At least two types of examinations of peripheral vestibular system stimulation technique are described: natural and artificial. Linear and rotational acceleration which are obtained by passive body rotation or translation and using G–forces constantly impact on body are natural way to stimulate the vestibular system. In contrast, mono– or bipolar electrical stimulation (Galvanic Vestibular Stimulation), thermal irrigation of ear canals (Caloric Vestibular Stimulation), auditory stimulation by clicks and short–tone burst is classed as the artificial methods of vestibular system [8].

There were no differences in the results of SCPNT compared to the side of following rotation. We reported that median duration of postrotatory nystagmus differed form results in the Ayer‘s study [31, 32]. One of the reasons of difference is the fact that Ayres assessed the children with learning disabilities, whereas the presented study conducted among healthy children without any reported difficulties in learning. However, similar observations were made by Rendle-Short who assessed various techniques diagnosing the postrotatory nystagmus [31,32]. It is probably because Rendle-Short evaluated the postrotatory nystagmus among the population of healthy children as well.

We found that there was a significant correlation between an increased lumbar lordosis and the results of SCPNT at the measurement to the right side. This is consistent with other researchers’ studies and the knowledge based on the anatomy of the nervous system [8,33].
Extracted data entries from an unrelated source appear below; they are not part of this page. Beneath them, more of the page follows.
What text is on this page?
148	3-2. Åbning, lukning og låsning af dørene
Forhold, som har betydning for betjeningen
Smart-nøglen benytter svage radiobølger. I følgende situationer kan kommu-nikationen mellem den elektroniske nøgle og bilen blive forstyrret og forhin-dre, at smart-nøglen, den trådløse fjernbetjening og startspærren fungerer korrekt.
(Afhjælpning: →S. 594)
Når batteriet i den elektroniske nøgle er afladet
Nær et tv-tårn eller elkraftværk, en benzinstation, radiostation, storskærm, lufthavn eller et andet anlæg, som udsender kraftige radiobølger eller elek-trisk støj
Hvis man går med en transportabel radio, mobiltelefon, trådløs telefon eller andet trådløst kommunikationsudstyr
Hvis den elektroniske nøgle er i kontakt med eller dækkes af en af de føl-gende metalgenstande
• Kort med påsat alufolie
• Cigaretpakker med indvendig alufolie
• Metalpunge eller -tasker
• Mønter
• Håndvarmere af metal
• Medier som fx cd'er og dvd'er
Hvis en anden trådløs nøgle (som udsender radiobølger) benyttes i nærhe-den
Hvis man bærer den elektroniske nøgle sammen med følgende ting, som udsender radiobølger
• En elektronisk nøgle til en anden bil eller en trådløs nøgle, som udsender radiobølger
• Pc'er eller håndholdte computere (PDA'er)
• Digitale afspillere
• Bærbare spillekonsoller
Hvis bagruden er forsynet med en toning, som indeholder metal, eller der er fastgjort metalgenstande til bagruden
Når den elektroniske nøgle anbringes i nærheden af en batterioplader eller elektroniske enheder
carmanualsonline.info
By regulating the skeletal muscle tone, the central vestibular system pathways, mainly the lateral vestibulospinal tract, play an important role in the correct postural muscle activity and maintaining correct body posture [6–9]. The vestibulospinal tract which is the neural tract starting primarily in lateral vestibular nucleus, partly in the inferior vestibular nucleus and the medial vestibular nucleus runs in front of and ends in the anterior part of the spinal cord where motor representation is located [7,33]. Moreover, the vestibulospinal tract together with the anterior cortico-core path and cortico-striatal path form the medially descending pathways that are responsible for alpha motor neurons stimulation which innervate spine extensor [6–9].

Ardic, Latt and Redfern found that there is a relationship between vestibular stimulation and paraspinal muscle stimulation [34]. They showed that surface electromyographic signals from paraspinal muscles were activated by galvanic vestibular stimulation [34]. A number of other studies have showed that there may be a correlation between vestibular system and erector spinae muscle which responses to electrical vestibular stimuli appear to be organized together with the lower limb muscle responses during maintaining balance in standing position [34–36]. The latencies associated with these responses are consistent with a progressively descending vestibular signal, occurring earlier in paraspinal muscles (∼61 ms) [37,38].

There was a relationship between an increased lumbar lordosis and postrotary nystagmus. Our result shows that the effectiveness of physical therapy and assessment of children may require attention to postural alignment in general but it should also consider vestibular system examination. We pointed out that, a slight imbalance in the activity of vestibular might leads to postural disturbances.